Yaps! Seorang perempuan yang enggak sengaja Lisa temui di minimarket adalah Mbak Ranti seorang perempuan yang sangat anggun, berparas ayu, baik sama semua orang, namun sangat di sayangkan Ranti belum punya bekal agama yang cukup bagus, makanya Arman sangat risih setiap kali ketemu dengan Ranti.

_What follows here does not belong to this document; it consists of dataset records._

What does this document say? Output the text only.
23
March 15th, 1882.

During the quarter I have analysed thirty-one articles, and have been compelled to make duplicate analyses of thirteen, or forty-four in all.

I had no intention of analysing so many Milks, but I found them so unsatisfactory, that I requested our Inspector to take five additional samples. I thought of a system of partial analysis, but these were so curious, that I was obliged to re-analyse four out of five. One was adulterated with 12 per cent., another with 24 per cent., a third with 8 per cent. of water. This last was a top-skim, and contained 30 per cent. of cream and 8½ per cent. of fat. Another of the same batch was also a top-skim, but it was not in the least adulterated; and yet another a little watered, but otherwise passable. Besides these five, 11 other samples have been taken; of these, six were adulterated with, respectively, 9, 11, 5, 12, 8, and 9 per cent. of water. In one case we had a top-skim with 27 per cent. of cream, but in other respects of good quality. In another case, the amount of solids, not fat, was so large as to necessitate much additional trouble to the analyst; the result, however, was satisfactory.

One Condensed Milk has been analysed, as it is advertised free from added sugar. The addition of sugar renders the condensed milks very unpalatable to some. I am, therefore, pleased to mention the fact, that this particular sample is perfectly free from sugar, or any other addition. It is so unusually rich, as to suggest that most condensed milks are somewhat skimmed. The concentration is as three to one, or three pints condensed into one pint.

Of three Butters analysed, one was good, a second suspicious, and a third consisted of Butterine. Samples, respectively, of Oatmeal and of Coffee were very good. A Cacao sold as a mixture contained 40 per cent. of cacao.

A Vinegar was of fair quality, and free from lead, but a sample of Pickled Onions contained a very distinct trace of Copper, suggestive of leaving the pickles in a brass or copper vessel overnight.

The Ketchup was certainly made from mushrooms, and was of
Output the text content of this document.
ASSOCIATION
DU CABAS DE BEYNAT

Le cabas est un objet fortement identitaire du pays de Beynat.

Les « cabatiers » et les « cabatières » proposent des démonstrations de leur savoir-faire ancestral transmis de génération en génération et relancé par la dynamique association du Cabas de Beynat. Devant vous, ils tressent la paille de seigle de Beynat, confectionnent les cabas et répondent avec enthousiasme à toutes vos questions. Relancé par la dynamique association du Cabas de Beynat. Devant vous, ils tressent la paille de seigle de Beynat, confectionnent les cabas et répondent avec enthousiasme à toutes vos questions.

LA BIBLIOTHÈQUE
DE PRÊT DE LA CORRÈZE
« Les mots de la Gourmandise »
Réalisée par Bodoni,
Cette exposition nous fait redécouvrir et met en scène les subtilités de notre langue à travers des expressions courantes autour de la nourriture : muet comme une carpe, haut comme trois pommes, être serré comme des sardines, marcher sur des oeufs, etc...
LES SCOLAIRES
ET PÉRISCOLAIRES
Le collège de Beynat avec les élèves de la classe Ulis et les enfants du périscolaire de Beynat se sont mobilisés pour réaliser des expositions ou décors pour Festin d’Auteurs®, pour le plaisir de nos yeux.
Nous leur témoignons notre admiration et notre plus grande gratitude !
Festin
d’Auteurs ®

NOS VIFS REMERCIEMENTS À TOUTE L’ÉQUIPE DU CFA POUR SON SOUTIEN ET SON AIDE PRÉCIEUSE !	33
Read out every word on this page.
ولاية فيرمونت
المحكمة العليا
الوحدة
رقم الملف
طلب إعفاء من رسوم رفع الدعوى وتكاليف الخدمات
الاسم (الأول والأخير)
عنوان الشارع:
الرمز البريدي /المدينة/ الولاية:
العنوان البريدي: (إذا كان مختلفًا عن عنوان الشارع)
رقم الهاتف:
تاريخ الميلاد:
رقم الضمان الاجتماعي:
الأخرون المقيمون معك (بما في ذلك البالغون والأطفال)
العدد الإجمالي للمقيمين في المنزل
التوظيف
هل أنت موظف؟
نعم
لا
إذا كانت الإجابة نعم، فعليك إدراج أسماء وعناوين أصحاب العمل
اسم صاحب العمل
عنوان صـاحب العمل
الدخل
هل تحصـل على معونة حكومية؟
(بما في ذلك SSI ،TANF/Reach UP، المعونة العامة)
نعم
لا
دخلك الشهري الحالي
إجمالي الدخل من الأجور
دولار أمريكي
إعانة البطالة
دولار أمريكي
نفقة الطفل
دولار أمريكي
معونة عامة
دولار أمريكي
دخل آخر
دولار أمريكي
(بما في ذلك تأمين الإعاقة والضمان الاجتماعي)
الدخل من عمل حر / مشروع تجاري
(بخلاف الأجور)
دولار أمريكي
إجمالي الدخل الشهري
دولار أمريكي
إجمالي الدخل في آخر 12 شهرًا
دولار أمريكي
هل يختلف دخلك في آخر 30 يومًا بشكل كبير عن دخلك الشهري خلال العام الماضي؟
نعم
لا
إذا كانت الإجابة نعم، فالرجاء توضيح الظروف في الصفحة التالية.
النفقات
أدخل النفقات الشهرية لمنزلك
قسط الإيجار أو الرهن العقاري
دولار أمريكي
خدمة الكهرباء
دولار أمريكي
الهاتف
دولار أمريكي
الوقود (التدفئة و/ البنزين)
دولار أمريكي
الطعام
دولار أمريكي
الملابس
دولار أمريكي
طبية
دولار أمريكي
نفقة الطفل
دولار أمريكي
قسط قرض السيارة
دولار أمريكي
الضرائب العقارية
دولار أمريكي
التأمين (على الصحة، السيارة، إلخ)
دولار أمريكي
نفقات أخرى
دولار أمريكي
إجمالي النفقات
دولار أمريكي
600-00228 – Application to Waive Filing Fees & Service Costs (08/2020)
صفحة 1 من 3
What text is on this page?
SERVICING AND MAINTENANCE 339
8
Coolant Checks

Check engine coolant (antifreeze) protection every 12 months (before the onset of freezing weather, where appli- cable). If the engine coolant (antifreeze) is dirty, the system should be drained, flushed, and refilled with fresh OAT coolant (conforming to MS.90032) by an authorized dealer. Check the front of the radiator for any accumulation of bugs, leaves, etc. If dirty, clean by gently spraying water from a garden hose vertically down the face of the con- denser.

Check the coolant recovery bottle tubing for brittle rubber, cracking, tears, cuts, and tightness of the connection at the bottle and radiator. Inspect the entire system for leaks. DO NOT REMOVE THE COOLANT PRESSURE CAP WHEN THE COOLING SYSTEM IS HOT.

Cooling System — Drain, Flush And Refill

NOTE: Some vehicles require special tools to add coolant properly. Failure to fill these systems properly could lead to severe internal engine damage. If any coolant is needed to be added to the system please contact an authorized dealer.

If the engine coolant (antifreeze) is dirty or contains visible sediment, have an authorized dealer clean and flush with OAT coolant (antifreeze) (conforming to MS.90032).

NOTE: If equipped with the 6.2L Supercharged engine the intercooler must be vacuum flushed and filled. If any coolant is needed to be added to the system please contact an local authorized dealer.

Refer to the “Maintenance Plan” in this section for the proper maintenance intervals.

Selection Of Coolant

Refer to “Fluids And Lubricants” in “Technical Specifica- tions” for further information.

Lisa enggak banyak tahu soal Ranti yang dia tahu adalah Ranti teman Arman sewaktu duduk di bangku kuliah. Ranti suka sama Arman sejak mereka setelah sidang skripsi. Mereka satu kelompok waktu sidang skripsi dan berhubung Arman orangnya suka membantu orang lain dia mau kalau anggota sidang skripsi bisa wisuda bersama-sama. Enggak cuman Ranti aja yang di tolong sama Arman, anggota yang lainpun juga di bantu sama Arman. 

Namun berhubung perempuan adalah makhluk yang suka terbawa suasana dengan perhatian sekecil apapun. Kebaikan hati Arman yang mengajari Ranti tanpa pamrih membuat dia salah mengartikan kebaikan Abangnya Lisa.

Lisa juga enggak bisa menyalahkan Ranti karena semua orang berhak untuk jatuh cinta sama siapa saja. Sebagai seorang adik, Lisa hanya ingin yang terbaik buat Arman dan kalaupun emang Ranti jodohnya Arman, Lisa sangat berharap Ranti mau belajar agama biar pakaiannya nggak seperti sekarang.

Motor milik Dito sudah sampai tepat di depan halaman rumah orang tua mereka, tugas Lisa sekarang adalah turun dari motor lalu dengan cekatan mendorong bagasi supaya motor Dito langsung di masukkan ke dalam. Di sisi lain juga menghemat suara untuk nggak berteriak sambil minta tolong sama orang yang ada di rumah.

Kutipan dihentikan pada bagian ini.